PT Pegadaian (persero) datang untuk memenuhi likuiditas masyarakat. Oleh sebab itu, diwajibkan untuk memberikan pelayanan yang cepat dengan memberikan penawaran pinjaman mulai dari ratusan ribu hingga ratusan juta rupiah. Yang sampai saat ini PT Pegadaian masih menjadi pemimpin dalam industri gadai.

Keberadaan OJK menjadikannya harus meberikan aturan dan regulasi bagi usaha pergadaian.
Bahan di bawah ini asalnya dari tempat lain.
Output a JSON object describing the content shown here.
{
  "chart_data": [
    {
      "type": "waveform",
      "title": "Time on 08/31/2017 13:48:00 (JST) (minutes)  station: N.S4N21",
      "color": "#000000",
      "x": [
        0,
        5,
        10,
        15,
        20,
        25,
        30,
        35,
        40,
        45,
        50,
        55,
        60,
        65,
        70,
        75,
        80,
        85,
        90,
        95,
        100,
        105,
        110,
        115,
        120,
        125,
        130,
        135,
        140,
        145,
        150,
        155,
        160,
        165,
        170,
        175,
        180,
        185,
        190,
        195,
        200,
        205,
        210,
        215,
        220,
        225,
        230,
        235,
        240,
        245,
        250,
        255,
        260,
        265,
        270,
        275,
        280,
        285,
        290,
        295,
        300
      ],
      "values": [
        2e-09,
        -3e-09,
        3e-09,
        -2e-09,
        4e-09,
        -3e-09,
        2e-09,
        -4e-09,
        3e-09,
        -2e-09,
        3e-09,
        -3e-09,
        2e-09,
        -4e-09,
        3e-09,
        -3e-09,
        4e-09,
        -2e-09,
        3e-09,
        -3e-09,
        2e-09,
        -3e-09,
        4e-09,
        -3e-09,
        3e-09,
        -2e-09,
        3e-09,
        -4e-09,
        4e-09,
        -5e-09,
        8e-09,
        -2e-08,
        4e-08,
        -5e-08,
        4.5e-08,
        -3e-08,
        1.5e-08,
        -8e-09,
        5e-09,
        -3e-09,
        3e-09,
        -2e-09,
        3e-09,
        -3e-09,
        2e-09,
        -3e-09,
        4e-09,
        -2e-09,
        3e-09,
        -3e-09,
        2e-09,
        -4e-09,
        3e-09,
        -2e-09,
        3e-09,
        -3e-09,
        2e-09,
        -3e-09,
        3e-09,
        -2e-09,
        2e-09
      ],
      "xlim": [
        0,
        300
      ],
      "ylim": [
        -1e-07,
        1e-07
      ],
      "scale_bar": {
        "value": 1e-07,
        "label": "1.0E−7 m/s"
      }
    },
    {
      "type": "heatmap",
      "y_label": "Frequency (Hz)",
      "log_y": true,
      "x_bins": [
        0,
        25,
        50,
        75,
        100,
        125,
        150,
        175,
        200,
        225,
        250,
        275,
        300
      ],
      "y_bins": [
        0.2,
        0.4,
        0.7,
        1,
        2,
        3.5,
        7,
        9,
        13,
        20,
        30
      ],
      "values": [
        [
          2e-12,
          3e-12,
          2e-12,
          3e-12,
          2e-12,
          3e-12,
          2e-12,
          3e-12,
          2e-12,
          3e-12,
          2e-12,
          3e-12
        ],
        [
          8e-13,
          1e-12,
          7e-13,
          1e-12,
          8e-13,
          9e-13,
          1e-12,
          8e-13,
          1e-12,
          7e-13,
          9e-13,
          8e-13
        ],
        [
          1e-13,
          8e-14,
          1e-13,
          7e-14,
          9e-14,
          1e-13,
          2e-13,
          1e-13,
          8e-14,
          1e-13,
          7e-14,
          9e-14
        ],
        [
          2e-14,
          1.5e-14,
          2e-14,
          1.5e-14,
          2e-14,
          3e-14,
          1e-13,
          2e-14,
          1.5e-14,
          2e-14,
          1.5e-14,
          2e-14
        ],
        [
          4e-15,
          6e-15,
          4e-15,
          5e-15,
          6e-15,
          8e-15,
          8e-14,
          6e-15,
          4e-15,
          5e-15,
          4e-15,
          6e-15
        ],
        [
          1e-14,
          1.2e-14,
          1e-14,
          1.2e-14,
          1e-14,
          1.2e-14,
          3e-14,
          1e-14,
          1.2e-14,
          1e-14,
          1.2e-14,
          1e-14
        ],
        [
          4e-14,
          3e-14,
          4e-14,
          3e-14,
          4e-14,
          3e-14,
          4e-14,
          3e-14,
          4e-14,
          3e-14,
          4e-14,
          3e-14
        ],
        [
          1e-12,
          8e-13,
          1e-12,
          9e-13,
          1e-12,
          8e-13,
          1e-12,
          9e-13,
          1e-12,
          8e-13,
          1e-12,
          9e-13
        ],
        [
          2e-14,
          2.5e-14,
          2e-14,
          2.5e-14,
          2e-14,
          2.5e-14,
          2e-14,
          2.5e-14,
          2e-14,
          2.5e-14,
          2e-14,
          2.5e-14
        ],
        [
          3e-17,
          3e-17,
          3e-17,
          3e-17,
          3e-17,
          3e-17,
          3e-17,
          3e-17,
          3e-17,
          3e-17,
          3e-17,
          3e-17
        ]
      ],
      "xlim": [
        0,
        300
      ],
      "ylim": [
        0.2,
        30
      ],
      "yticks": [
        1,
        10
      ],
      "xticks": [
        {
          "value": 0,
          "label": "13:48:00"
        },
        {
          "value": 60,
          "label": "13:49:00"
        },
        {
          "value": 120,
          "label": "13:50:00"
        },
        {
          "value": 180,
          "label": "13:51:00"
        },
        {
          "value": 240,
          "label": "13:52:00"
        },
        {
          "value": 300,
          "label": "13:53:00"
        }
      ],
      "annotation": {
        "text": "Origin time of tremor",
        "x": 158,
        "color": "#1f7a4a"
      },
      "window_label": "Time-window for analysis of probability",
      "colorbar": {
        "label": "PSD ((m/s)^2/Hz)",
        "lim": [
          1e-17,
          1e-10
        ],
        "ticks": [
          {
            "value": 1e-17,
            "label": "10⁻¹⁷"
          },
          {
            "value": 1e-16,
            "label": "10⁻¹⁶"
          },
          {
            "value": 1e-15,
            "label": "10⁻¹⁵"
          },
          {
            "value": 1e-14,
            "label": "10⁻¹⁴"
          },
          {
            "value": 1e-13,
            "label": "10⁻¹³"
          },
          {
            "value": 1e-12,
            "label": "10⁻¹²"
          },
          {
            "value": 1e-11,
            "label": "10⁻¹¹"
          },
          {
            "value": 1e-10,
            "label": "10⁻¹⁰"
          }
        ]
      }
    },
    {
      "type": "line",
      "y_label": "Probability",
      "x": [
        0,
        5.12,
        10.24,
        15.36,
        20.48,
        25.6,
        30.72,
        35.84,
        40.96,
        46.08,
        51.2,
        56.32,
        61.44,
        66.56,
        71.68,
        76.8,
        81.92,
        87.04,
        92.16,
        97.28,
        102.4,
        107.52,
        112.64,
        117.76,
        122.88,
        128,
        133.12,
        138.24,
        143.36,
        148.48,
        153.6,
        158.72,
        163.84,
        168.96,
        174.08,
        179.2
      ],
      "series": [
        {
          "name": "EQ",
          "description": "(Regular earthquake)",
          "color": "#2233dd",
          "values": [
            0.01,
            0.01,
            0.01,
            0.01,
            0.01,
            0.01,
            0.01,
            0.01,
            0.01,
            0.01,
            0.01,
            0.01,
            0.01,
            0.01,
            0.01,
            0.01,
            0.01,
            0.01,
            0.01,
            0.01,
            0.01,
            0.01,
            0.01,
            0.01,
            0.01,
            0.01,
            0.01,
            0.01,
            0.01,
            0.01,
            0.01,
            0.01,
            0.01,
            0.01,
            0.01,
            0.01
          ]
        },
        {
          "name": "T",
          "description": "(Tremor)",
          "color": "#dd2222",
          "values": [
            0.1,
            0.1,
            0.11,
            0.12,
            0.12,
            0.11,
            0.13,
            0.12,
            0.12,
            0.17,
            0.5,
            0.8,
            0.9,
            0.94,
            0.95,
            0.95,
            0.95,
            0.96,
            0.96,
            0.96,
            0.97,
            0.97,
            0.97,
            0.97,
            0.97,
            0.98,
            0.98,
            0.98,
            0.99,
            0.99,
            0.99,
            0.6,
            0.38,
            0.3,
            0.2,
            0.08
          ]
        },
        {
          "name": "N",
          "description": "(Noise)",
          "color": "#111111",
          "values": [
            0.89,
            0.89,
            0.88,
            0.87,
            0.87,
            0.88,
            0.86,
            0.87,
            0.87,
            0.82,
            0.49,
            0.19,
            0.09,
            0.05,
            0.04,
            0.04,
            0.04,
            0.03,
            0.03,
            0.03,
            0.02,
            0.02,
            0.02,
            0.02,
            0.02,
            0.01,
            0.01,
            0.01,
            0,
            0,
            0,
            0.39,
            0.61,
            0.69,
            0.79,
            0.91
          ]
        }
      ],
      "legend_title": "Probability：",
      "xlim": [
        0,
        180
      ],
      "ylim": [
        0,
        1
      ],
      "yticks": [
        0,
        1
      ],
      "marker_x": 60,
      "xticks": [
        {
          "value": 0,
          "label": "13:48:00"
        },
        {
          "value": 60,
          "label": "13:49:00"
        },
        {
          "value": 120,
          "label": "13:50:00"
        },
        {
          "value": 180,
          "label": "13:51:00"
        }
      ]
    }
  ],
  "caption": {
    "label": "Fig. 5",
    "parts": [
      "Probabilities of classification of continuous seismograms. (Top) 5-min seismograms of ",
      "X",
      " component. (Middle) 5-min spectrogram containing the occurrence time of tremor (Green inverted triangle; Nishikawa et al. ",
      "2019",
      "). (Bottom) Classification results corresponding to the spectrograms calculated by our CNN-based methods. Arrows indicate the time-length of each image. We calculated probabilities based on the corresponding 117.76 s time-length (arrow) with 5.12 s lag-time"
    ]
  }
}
Karena industri pergadaian memiliki potensi dan manfaat yang dibutuhkan dalam perekonomian. Maka dari itu saat ini diperlukan aturan bagi usaha pergadaian yang mana dengan adanya aturan tersebut dapat menjadi landasan hukum bagi OJK dalam rangka pengawasan. Dengan adanya aturan ini diharapkan dapat menciptakan lingkungan pegadaian yang sehat, kemudahan akses serta konsumen pengguna jasa pegadaian akan merasa aman.

Pendaftaran serta perizinan usaha hanya dapat dilakukan oleh pelaku usaha pegadaian yang telah melakukan kegiatan usah apergadaian sebelum POJK terkait diundangkan. Bentuk badan hukum dan kepemilikan yang dibolehkan untuk usaha pergadaian ini hanyalah Perseroan Terbatas (PT) dan Koperasi. Usaha ini dilarang dimiliki oleh badan usaha asing, baik secara langsung maupun tidak langsung, kecuali kepemilikan tersebut dilakukan melalui bursa efek.

Dengan berizin dari OJK, perusahaan akan mendapatkan kepastian hukum sehingga bisa menjalankan bisnis dengan tenang. Selain itu, masyarakat akan lebih tertarik karena usaha sudah divalidasi oleh OJK. Perusahaan pergadaian yang dibentuk pun akan mudah mendapatkan sumber pendanaan. Sejauh ini, terdapat 24% pergadaian berizin dan sisanya masih berada pada tahap pendaftaran. Untuk saat ini, sebaran pelaku gadai masih didominasi dari wilayah Jawa sebanyak 77%.